Эрих Кордт, назначенный в это время шефом бюро Риббентропа и поэтому хорошо знакомый с положением дел, различал три направле­ния. Консервативные сторонники насильственных методов решения проблем из числа военных и чиновничества склонялись к вульгариза­ции политики Бисмарка в отношении России и Польши; эти «псевдобисмаркианцы... (хотели) использовать контакты с Москвой... чтобы пробить «санитарный кордон»[421]. Они считали, что противиться стрем­лению Гитлера в Польшу (Данциг) и Литву (Мемель) не следует, а нужно, напротив, с согласия и при поддержке Сталина путем совмест­ного военного уничтожения малых государств, созданных на основе договоров Парижской конференции, завершить реваншистскую поли­тику Гитлера на востоке Центральной Европы.

Затем Эрих Кордт выделял лиц, группировавшихся вокруг статс-секретаря фон Вайцзеккера. Члены этой второй груп­пы, по его мнению, по-видимому, переоценивали опасность, ко­торую мог представлять для Германии союз западных держав с СССР; они считали, что «противодействовать заключению такого союза» и устанавливать «связь с Москвой» нужно было путем по­степенной ликвидации идеологического противостояния и «норма­лизации отношений». Вайцзеккер отстаивал ту точку зрения, что «отношения Германии с Советским Союзом (должны) быть не ху­же отношений с ним других стран».

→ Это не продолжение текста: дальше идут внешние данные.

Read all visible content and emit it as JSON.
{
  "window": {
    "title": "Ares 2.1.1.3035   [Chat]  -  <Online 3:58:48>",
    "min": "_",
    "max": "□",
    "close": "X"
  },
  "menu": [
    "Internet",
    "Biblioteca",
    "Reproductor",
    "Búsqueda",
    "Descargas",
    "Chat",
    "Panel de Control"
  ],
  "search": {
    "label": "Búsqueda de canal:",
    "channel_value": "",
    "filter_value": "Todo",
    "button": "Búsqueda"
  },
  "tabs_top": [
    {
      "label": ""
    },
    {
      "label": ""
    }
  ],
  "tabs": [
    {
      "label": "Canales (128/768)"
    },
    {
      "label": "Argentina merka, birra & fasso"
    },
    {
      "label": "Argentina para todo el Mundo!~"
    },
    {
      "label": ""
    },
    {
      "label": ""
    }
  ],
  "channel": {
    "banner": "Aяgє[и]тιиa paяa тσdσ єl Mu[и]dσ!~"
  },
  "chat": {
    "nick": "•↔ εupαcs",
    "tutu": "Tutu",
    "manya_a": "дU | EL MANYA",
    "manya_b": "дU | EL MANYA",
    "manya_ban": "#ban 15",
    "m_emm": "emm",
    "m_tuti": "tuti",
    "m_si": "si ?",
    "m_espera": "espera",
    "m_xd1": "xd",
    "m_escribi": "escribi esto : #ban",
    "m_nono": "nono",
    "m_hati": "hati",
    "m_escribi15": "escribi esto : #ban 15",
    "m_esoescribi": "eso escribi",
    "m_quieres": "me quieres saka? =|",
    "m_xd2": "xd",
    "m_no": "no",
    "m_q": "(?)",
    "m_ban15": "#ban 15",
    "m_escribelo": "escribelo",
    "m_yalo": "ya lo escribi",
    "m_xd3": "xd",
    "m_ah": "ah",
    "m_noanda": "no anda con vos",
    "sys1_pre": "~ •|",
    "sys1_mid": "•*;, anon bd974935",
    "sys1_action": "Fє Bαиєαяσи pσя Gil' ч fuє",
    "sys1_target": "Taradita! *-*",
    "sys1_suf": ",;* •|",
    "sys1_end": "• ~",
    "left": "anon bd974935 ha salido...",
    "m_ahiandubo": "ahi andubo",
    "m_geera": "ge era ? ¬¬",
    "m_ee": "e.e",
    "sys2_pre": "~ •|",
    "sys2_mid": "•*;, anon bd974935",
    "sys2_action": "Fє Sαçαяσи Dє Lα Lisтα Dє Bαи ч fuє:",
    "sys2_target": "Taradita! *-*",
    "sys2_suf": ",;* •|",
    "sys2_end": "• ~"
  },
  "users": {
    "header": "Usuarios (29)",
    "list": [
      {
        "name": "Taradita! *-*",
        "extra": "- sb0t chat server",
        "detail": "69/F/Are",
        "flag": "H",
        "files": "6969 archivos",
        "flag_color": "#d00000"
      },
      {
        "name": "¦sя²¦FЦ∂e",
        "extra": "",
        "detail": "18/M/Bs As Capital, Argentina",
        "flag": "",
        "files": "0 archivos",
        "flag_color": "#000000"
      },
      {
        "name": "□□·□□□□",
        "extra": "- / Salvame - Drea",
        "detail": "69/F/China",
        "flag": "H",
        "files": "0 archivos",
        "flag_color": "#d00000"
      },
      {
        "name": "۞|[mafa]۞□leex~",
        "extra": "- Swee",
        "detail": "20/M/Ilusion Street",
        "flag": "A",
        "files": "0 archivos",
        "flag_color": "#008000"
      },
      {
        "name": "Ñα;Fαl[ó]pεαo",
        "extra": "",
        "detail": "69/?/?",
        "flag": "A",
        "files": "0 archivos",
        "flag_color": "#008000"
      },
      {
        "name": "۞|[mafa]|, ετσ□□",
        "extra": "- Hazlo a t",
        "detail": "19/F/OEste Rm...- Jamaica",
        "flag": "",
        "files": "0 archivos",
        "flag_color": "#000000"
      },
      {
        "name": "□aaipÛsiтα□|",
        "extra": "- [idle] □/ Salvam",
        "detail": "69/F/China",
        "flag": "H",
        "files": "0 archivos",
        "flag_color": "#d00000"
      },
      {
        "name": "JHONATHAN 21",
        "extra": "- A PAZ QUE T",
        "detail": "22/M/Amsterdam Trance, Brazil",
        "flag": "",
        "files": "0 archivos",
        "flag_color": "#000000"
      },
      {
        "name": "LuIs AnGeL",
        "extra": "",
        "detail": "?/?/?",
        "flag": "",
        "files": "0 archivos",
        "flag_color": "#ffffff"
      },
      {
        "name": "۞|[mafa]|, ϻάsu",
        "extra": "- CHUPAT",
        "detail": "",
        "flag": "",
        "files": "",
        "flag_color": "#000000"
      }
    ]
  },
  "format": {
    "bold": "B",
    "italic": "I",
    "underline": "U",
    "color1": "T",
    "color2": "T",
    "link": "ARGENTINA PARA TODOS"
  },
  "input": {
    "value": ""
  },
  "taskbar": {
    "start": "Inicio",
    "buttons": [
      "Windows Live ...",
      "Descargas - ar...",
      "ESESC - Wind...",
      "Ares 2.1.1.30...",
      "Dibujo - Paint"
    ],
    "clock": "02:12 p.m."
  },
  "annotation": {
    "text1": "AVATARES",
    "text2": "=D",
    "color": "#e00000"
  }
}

Кордт, однако, обходит вопрос о характере нормализации, к кото­рой стремилась эта группа. Имелось ли в виду расчленение Польши или отказ от условий Рапалльского договора? В польском вопросе Вайцзек­кер, год назад предлагавший «химическое решение» чехословацкого вопроса, также выступал за мирное «присоединение», которое при тог­дашней расстановке сил не могло быть осуществимо. Статс-секретарь в декабре 1938 г. рекомендовал Риббентропу «сократить Польшу до при­емлемых для нас размеров как буфер против России» путем «приобре­тения... Данцига и создания широкого и прочного моста в Восточную Пруссию»; «Польша вряд ли может рассчитывать на сочувствие или какую-либо помощь третьих стран». Перед оккупацией Чехословакии Вайцзеккер советовал Риббентропу лучше «разобраться с Польшей»; при этом вермахту следовало «занять Мемель и затем выйти на Данциг и коридор». После оккупации Праги он полагал, что «новая акция» при всех ее негативных последствиях по меньшей мере «благотворно по­влияет на чересчур самонадеянную Варшаву». Однако уже 27 марта (посол Шуленбург вот уже несколько дней находился в Берлине и при­сутствовал на совещаниях в министерстве иностранных дел) статс-секретарю представлялось «невозможным... решить вопрос о Данциге», поскольку «германо-польское столкновение привело бы в движение ла­вину». Тем не менее его все больше раздражали «наглость поляков и их недостаточно серьезный подход к сделанному им предположению». Он считал, что Германия могла бы «уже сейчас заставить поляков быть бо­лее податливыми. Речь не идет ни о компромиссном решении, ни о вой­не с Польшей»[422].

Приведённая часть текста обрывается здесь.